Она уже почти забыла, кто вообще такая, еще немного — и ей не удастся даже вспомнить свое имя, и теперь девушка время от времени твердила его про себя, словно молитву: «Дина Верни, Дина Верни, Дина Верни…» Сколько ей лет, она еще помнит? Кажется, 24 года. Это много или мало? Много — ведь она уже столько всего повидала, столько пережила! Кто вспомнит о ней, кроме несчастных родителей?
Разве что Аристид Майоль, ее Пигмалион, великий французский скульптор.
Теперь понятно, зачем он десятки раз воссоздавал Дину в бронзе и в камне: не затем ли, что ей суждено рано умереть? Что касается Майоля, у них была любовь… Была? Да, потому что ее жизнь окончена, и ей нельзя, она просто не смеет ни о чем жалеть, она знала, что делает, знала, как рискует...
Камера, в которую грубо втолкнули Дину, была не больше восьми метров, и 15 человек вплотную прижимались друг к другу, не в силах вытянуть ни руку, ни ногу. Вонь стояла невыносимая — смесь пота, грязного белья, испражнений. Повсюду ползали вши, но никто не обращал на это никакого внимания. Людей колотило от страха, животный ужас читался в обезумевших глазах, иногда кто-то начинал стонать или в припадке безумия бормотать что-то нечленораздельное... Оказавшись в этом аду, Дина поначалу пыталась улыбаться, даже песню затянула, но смолкла, не допев и первого куплета: ей показалось, что она совершила кощунство, нарушив ритуал похорон, происходивший в душе каждого из попавших в страшную ловушку людей, — они не сомневались, что никогда не выйдут отсюда живыми.
К 1943 году парижская тюрьма Френ, занятая гестапо, была печально известна необычайной жестокостью по отношению к заключенным, но Дина Верни еще не знала об этом, казалось: самое страшное, что может ей угрожать, — это быстрая расправа, расстрел — по крайней мере в начале войны нацисты поступали с евреями и обвиненными в антифашистской деятельности именно так. К быстрому выстрелу в спину она была почти готова, поэтому, когда ее вызвали из камеры и повели к машине, не сомневалась — везут расстреливать.
— Название твоей организации? Главари? Адреса?

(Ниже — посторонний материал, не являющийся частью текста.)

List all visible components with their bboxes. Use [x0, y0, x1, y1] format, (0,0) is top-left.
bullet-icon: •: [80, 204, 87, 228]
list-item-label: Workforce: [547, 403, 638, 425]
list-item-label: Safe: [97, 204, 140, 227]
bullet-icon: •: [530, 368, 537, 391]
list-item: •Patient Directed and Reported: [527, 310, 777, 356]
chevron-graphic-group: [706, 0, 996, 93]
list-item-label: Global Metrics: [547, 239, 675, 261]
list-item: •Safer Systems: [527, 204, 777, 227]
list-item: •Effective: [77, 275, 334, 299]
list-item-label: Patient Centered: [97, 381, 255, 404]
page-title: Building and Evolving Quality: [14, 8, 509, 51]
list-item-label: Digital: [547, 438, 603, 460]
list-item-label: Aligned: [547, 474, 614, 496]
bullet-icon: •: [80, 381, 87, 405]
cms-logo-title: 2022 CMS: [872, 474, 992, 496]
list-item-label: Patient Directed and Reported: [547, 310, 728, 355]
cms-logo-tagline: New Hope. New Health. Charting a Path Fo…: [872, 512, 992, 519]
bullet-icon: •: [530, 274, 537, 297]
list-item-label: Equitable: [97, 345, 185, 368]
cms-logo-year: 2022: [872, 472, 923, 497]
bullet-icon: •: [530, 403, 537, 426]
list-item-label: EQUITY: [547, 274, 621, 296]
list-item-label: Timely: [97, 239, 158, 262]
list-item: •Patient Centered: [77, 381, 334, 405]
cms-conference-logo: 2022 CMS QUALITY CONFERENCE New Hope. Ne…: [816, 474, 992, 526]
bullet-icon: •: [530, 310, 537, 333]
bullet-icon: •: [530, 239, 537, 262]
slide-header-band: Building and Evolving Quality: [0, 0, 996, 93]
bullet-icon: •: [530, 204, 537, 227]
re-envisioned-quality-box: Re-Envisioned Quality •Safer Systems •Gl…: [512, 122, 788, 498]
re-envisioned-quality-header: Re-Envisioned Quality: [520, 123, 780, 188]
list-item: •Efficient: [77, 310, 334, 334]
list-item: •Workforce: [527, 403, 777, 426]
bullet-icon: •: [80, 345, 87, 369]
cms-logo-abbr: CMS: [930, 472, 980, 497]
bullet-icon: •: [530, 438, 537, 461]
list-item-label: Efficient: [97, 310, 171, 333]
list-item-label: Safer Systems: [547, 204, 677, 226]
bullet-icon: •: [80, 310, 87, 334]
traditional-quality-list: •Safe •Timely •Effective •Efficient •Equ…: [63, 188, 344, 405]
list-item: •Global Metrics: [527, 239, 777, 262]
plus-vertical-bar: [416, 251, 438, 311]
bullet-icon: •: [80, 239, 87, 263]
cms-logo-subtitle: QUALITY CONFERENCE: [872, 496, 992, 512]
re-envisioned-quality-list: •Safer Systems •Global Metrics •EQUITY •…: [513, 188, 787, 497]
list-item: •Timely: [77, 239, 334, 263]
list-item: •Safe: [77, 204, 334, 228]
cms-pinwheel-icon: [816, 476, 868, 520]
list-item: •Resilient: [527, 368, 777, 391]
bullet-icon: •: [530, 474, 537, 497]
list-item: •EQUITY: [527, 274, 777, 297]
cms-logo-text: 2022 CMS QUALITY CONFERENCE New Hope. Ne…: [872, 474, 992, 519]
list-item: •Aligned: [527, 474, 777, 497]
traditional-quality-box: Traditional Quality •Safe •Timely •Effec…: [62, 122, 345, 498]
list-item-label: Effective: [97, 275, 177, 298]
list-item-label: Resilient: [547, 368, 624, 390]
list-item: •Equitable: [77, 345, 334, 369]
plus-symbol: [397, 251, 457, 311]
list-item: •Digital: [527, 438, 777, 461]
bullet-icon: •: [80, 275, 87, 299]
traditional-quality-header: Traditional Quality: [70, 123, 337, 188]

Усатые следователи в форме СС говорили по-французски, и это был настоящий шок. Ее сразу начали бить, и она захлебнулась хлынувшей из носа кровью. В камеру Дину зашвырнули грубо, словно мешок с барахлом, она была без сознания, тяжелая, обмякшая, едва живая. Постепенно сознание возвращалось, всплывали обрывки образов, голоса… Откуда-то раздался ее звонкий, заразительный смех. Неужели ей весело? Еще как! Она же всегда была самой заводной девчонкой в компании!
...Остывшее западное солнце золотит красноватую обивку гостиной. В большой смежной комнате, дверь которой приоткрыта, стоят несколько подрамников с натянутыми холстами, тут же палитра, высокие кисти в жестяном стакане, испачканные красками тряпки…
15-летней Дине не терпится сунуть нос именно туда, ведь она еще никогда не была в настоящей мастерской художника. Но пока приходилось принужденно улыбаться воззрившимся на нее с любопытством трем бородачам. Все старые, ну, если помягче, пожилые, и который из них скульптор Аристид Майоль? Ведь именно к нему прислали Дину. Наугад выбрав одного из троицы и почему-то решив, что это именно тот, кто ей нужен, Дина смело направилась к высокому мужчине и протянула вспотевшую ладонь:
— Вы месье Майоль? Я Дина, вам про меня говорил месье Дондель.
Мужчины рассмеялись. Оказалось, Майоль — другой, самый старый и тихий, смотревший на нее со странной мальчишеской застенчивостью. А тот, кому она решительно протянула руку, — тоже художник, но зовут его ван Донген; последний — лысый, в очках — это Андре Жид, знаменитый писатель.